Looking back to better times, they were tight, the two men. The manager lauded the shareholder at every turn, thanked him every chance. Brendan respected Dermot and, truly, to nobody else.

It was Desmond who took the criticism when Rodgers' comeback happened, after the previous manager.

This marked the most divisive hiring, the return of the returning hero for some supporters or, as some other Celtic fans would have described it, the return of the shameless one, who departed in the lurch for Leicester.

Desmond had Rodgers' back. Over time, the manager turned on the charm, achieved the victories and the honors, and an fragile peace with the supporters became a love-in once more.

It was inevitable - always - going to be a moment when his ambition came in contact with Celtic's operational approach, however.

It happened in his first incarnation and it transpired once more, with added intensity, recently.

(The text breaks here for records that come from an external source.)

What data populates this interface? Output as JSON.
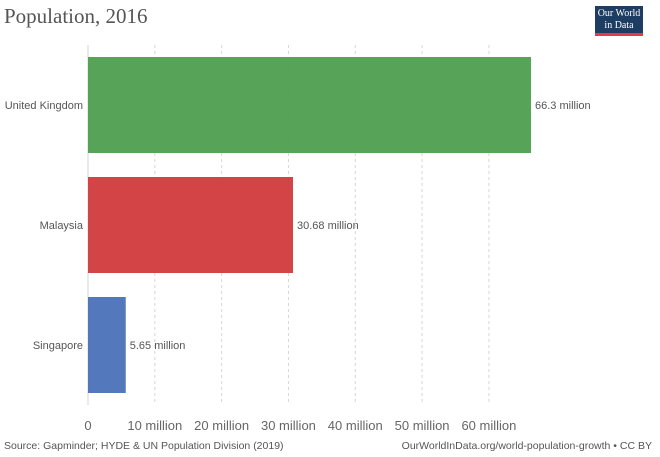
{
  "header": {
    "title": "Population, 2016"
  },
  "logo": {
    "line1": "Our World",
    "line2": "in Data",
    "bg_color": "#1d3d63",
    "accent_color": "#e63946"
  },
  "chart_data": {
    "type": "bar",
    "orientation": "horizontal",
    "title": "Population, 2016",
    "categories": [
      "United Kingdom",
      "Malaysia",
      "Singapore"
    ],
    "values": [
      66.3,
      30.68,
      5.65
    ],
    "value_labels": [
      "66.3 million",
      "30.68 million",
      "5.65 million"
    ],
    "colors": [
      "#4e9f50",
      "#d03a3c",
      "#4a72b8"
    ],
    "xlim": [
      0,
      66.3
    ],
    "ticks": [
      0,
      10,
      20,
      30,
      40,
      50,
      60
    ],
    "tick_labels": [
      "0",
      "10 million",
      "20 million",
      "30 million",
      "40 million",
      "50 million",
      "60 million"
    ],
    "grid": "vertical-dashed",
    "legend": "none"
  },
  "footer": {
    "source": "Source: Gapminder; HYDE & UN Population Division (2019)",
    "url": "OurWorldInData.org/world-population-growth • CC BY"
  }
}
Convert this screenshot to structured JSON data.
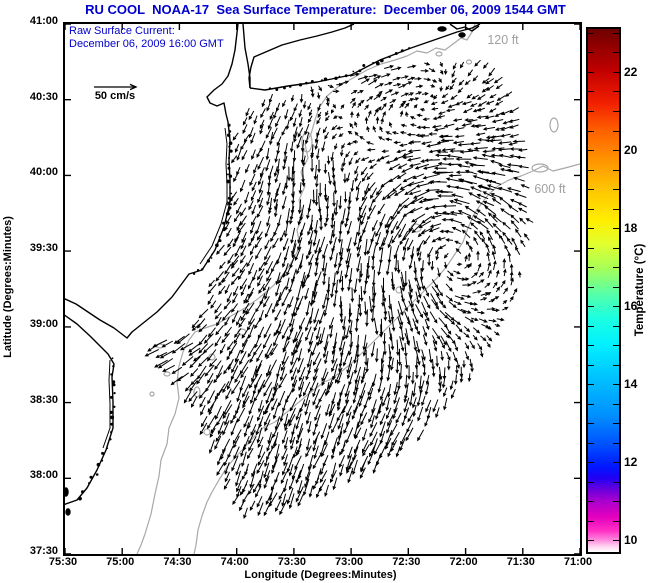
{
  "chart_data": {
    "type": "quiver",
    "title": "RU COOL  NOAA-17  Sea Surface Temperature:  December 06, 2009 1544 GMT",
    "title_color": "#0000CC",
    "overlay": {
      "line1": "Raw Surface Current:",
      "line2": "December 06, 2009 16:00 GMT",
      "color": "#0000CC"
    },
    "xlabel": "Longitude (Degrees:Minutes)",
    "ylabel": "Latitude (Degrees:Minutes)",
    "xticks": [
      "75:30",
      "75:00",
      "74:30",
      "74:00",
      "73:30",
      "73:00",
      "72:30",
      "72:00",
      "71:30",
      "71:00"
    ],
    "yticks": [
      "41:00",
      "40:30",
      "40:00",
      "39:30",
      "39:00",
      "38:30",
      "38:00",
      "37:30"
    ],
    "xlim": [
      "75:30 W",
      "71:00 W"
    ],
    "ylim": [
      "37:30 N",
      "41:00 N"
    ],
    "grid": false,
    "scale_arrow": {
      "label": "50 cm/s",
      "value_cm_s": 50,
      "x": 29,
      "y": 63,
      "len": 42
    },
    "depth_labels": [
      {
        "text": "120 ft"
      },
      {
        "text": "600 ft"
      }
    ],
    "depth_label_color": "#A0A0A0",
    "contour_color": "#A8A8A8",
    "coast_color": "#000000",
    "colorbar": {
      "label": "Temperature (°C)",
      "min": 9.7,
      "max": 23.1,
      "tick_step": 0.5,
      "tick_labels": [
        22,
        20,
        18,
        16,
        14,
        12,
        10
      ],
      "stops": [
        [
          23.1,
          "#6E0000"
        ],
        [
          22.7,
          "#8E0000"
        ],
        [
          22.0,
          "#C40000"
        ],
        [
          21.2,
          "#F22000"
        ],
        [
          20.5,
          "#FF6000"
        ],
        [
          19.8,
          "#FF9000"
        ],
        [
          19.0,
          "#FFC400"
        ],
        [
          18.2,
          "#FFEE00"
        ],
        [
          17.6,
          "#E2FF2E"
        ],
        [
          17.0,
          "#AAFF55"
        ],
        [
          16.3,
          "#55FFAA"
        ],
        [
          15.7,
          "#1CFFE0"
        ],
        [
          15.0,
          "#00F0FF"
        ],
        [
          14.2,
          "#00C4FF"
        ],
        [
          13.2,
          "#0090FF"
        ],
        [
          12.4,
          "#004CFF"
        ],
        [
          11.9,
          "#0018FF"
        ],
        [
          11.6,
          "#2000F4"
        ],
        [
          11.3,
          "#6A00DC"
        ],
        [
          11.0,
          "#AA00CE"
        ],
        [
          10.6,
          "#E400BE"
        ],
        [
          10.25,
          "#FF2EC4"
        ],
        [
          10.0,
          "#FF8ADF"
        ],
        [
          9.85,
          "#FFD2F0"
        ],
        [
          9.7,
          "#FFFFFF"
        ]
      ]
    },
    "coastline": {
      "mainland": [
        173,
        0,
        170,
        26,
        167,
        40,
        163,
        52,
        157,
        60,
        149,
        66,
        142,
        73,
        145,
        79,
        152,
        82,
        159,
        79,
        161,
        90,
        163,
        98,
        165,
        116,
        164,
        136,
        165,
        156,
        165,
        178,
        159,
        203,
        150,
        226,
        137,
        246,
        124,
        250,
        107,
        273,
        92,
        288,
        77,
        300,
        67,
        308,
        62,
        314,
        49,
        304,
        35,
        296,
        23,
        288,
        11,
        280,
        -2,
        274
      ],
      "mainland2": [
        -2,
        290,
        12,
        300,
        25,
        312,
        35,
        322,
        43,
        330,
        49,
        340,
        47,
        353,
        48,
        378,
        48,
        404,
        41,
        426,
        32,
        446,
        22,
        464,
        12,
        476,
        -2,
        481
      ],
      "nj_inner": [
        160,
        104,
        162,
        120,
        161,
        140,
        162,
        160,
        162,
        178,
        156,
        200,
        147,
        222,
        135,
        240
      ],
      "delmarva_inner": [
        45,
        336,
        44,
        356,
        45,
        380,
        45,
        404,
        38,
        424
      ],
      "hudson_east": [
        178,
        0,
        180,
        24,
        183,
        40,
        185,
        54,
        185,
        64
      ],
      "li_south": [
        185,
        64,
        200,
        66,
        223,
        62,
        252,
        58,
        286,
        51,
        315,
        36,
        346,
        24,
        372,
        15,
        392,
        8,
        407,
        4,
        415,
        0
      ],
      "li_north": [
        289,
        0,
        280,
        4,
        267,
        8,
        252,
        12,
        235,
        16,
        217,
        21,
        203,
        27,
        189,
        33,
        186,
        43,
        184,
        54,
        185,
        64
      ],
      "montauk": [
        385,
        0,
        392,
        5,
        400,
        3,
        407,
        7,
        414,
        2
      ],
      "islands": [
        [
          377,
          5,
          4,
          2
        ],
        [
          397,
          11,
          3,
          2
        ],
        [
          1,
          468,
          2,
          4
        ],
        [
          3,
          488,
          2,
          3
        ]
      ],
      "clutter": [
        {
          "path": "mainland",
          "from": 11,
          "to": 19,
          "step": 5
        },
        {
          "path": "mainland2",
          "from": 4,
          "to": 12,
          "step": 6
        },
        {
          "path": "li_south",
          "from": 1,
          "to": 6,
          "step": 6
        }
      ]
    },
    "contours": {
      "ft120_east": [
        330,
        36,
        342,
        32,
        352,
        27,
        362,
        29,
        371,
        24,
        380,
        26,
        388,
        20,
        396,
        14,
        402,
        16,
        407,
        8,
        410,
        0
      ],
      "ft120_main": [
        330,
        36,
        316,
        40,
        302,
        46,
        288,
        54,
        274,
        62,
        262,
        72,
        254,
        84,
        250,
        96,
        246,
        110,
        240,
        120,
        243,
        134,
        236,
        148,
        240,
        162,
        234,
        176,
        238,
        192,
        232,
        206,
        235,
        222,
        228,
        236,
        220,
        248,
        208,
        262,
        194,
        274,
        180,
        284,
        166,
        292,
        152,
        300,
        140,
        304,
        130,
        308,
        124,
        316,
        118,
        328,
        114,
        342,
        112,
        358,
        114,
        374,
        110,
        390,
        104,
        404,
        102,
        420,
        96,
        436,
        94,
        452,
        90,
        470,
        86,
        490,
        80,
        510,
        76,
        521,
        72,
        530
      ],
      "ft600": [
        515,
        140,
        500,
        144,
        488,
        147,
        478,
        142,
        468,
        147,
        456,
        152,
        444,
        156,
        433,
        162,
        424,
        170,
        416,
        180,
        408,
        192,
        403,
        204,
        398,
        218,
        390,
        230,
        382,
        242,
        372,
        254,
        360,
        266,
        348,
        278,
        336,
        290,
        324,
        302,
        312,
        314,
        300,
        326,
        288,
        338,
        276,
        348,
        264,
        356,
        259,
        358,
        246,
        368,
        234,
        378,
        222,
        388,
        210,
        398,
        199,
        403,
        188,
        414,
        177,
        426,
        168,
        436,
        162,
        443,
        154,
        456,
        147,
        468,
        142,
        478,
        137,
        492,
        133,
        506,
        131,
        521,
        129,
        530
      ],
      "loops": [
        [
          489,
          101,
          4,
          7
        ],
        [
          475,
          144,
          8,
          4
        ],
        [
          242,
          118,
          5,
          10
        ],
        [
          374,
          30,
          3,
          2
        ],
        [
          404,
          38,
          2.5,
          2
        ],
        [
          177,
          308,
          4,
          3
        ],
        [
          147,
          333,
          3,
          3
        ],
        [
          132,
          368,
          3,
          5
        ],
        [
          142,
          408,
          3,
          3
        ],
        [
          102,
          350,
          3,
          2
        ],
        [
          87,
          370,
          2,
          2
        ],
        [
          95,
          322,
          3,
          2
        ],
        [
          334,
          266,
          3,
          3
        ],
        [
          351,
          204,
          5,
          4
        ]
      ]
    },
    "vector_field": {
      "units": "cm/s",
      "step": 8,
      "seed": 20091206,
      "dropout": 0.1,
      "len_scale": 7,
      "len_base": 4,
      "len_min": 3,
      "len_max": 14,
      "coverage": [
        184,
        78,
        207,
        70,
        237,
        64,
        277,
        54,
        317,
        44,
        357,
        36,
        392,
        30,
        425,
        34,
        442,
        52,
        452,
        78,
        464,
        118,
        470,
        163,
        468,
        208,
        458,
        248,
        442,
        288,
        421,
        328,
        392,
        373,
        357,
        408,
        317,
        436,
        277,
        456,
        237,
        472,
        205,
        483,
        183,
        486,
        170,
        473,
        162,
        448,
        150,
        418,
        137,
        388,
        122,
        361,
        102,
        338,
        89,
        326,
        95,
        316,
        112,
        311,
        129,
        300,
        142,
        278,
        151,
        246,
        159,
        213,
        165,
        178,
        169,
        143,
        173,
        108,
        177,
        86
      ],
      "base": [
        -0.42,
        0.55
      ],
      "patches": [
        {
          "cx": 307,
          "cy": 73,
          "r": 85,
          "dx": 0.95,
          "dy": -0.5,
          "s": 1.6
        },
        {
          "cx": 237,
          "cy": 408,
          "r": 95,
          "dx": -0.12,
          "dy": 1.0,
          "s": 1.15
        },
        {
          "cx": 107,
          "cy": 323,
          "r": 38,
          "dx": -1.0,
          "dy": 0.15,
          "s": 0.9
        },
        {
          "cx": 297,
          "cy": 308,
          "r": 120,
          "dx": -0.6,
          "dy": 0.8,
          "s": 0.7
        }
      ],
      "vortices": [
        {
          "cx": 365,
          "cy": 216,
          "r": 95,
          "s": 1.15
        },
        {
          "cx": 267,
          "cy": 128,
          "r": 55,
          "s": 0.5
        }
      ]
    }
  }
}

He publicly commented about the slow process Celtic went about their transfer business, the interminable delay for prospects to be secured, then missed, as was too often the case as far as he was believed.

Time and again he stated about the necessity for what he called "flexibility" in the transfer window. Supporters agreed with him.

Even when the club spent record amounts of funds in a twelve-month period on the expensive one signing, the £9m Adam Idah and the significant further acquisition - none of whom have performed well so far, with one already having departed - the manager pushed for more and more and, oftentimes, he did it in openly.

He set a controversy about a lack of cohesion within the club and then walked away. When asked about his remarks at his next media briefing he would typically minimize it and nearly contradict what he stated.

Internal issues? No, no, everybody is aligned, he'd claim. It looked like Rodgers was engaging in a dangerous strategy.

A few months back there was a report in a publication that purportedly came from a source close to the club. It said that the manager was harming Celtic with his public outbursts and that his true aim was managing his departure plan.

He didn't want to be present and he was arranging his way out, that was the tone of the article.

The fans were angered. They now viewed him as similar to a martyr who might be carried out on his shield because his directors wouldn't back his plans to achieve triumph.

This disclosure was poisonous, naturally, and it was intended to hurt Rodgers, which it did. He demanded for an investigation and for the guilty person to be removed. Whether there was a examination then we learned nothing further about it.

At that point it was plain the manager was shedding the support of the people in charge.

The regular {gripes

Brandy Hicks
Brandy Hicks

A passionate football journalist with over a decade of experience covering Italian soccer, specializing in Turin-based clubs and their impact on the sport.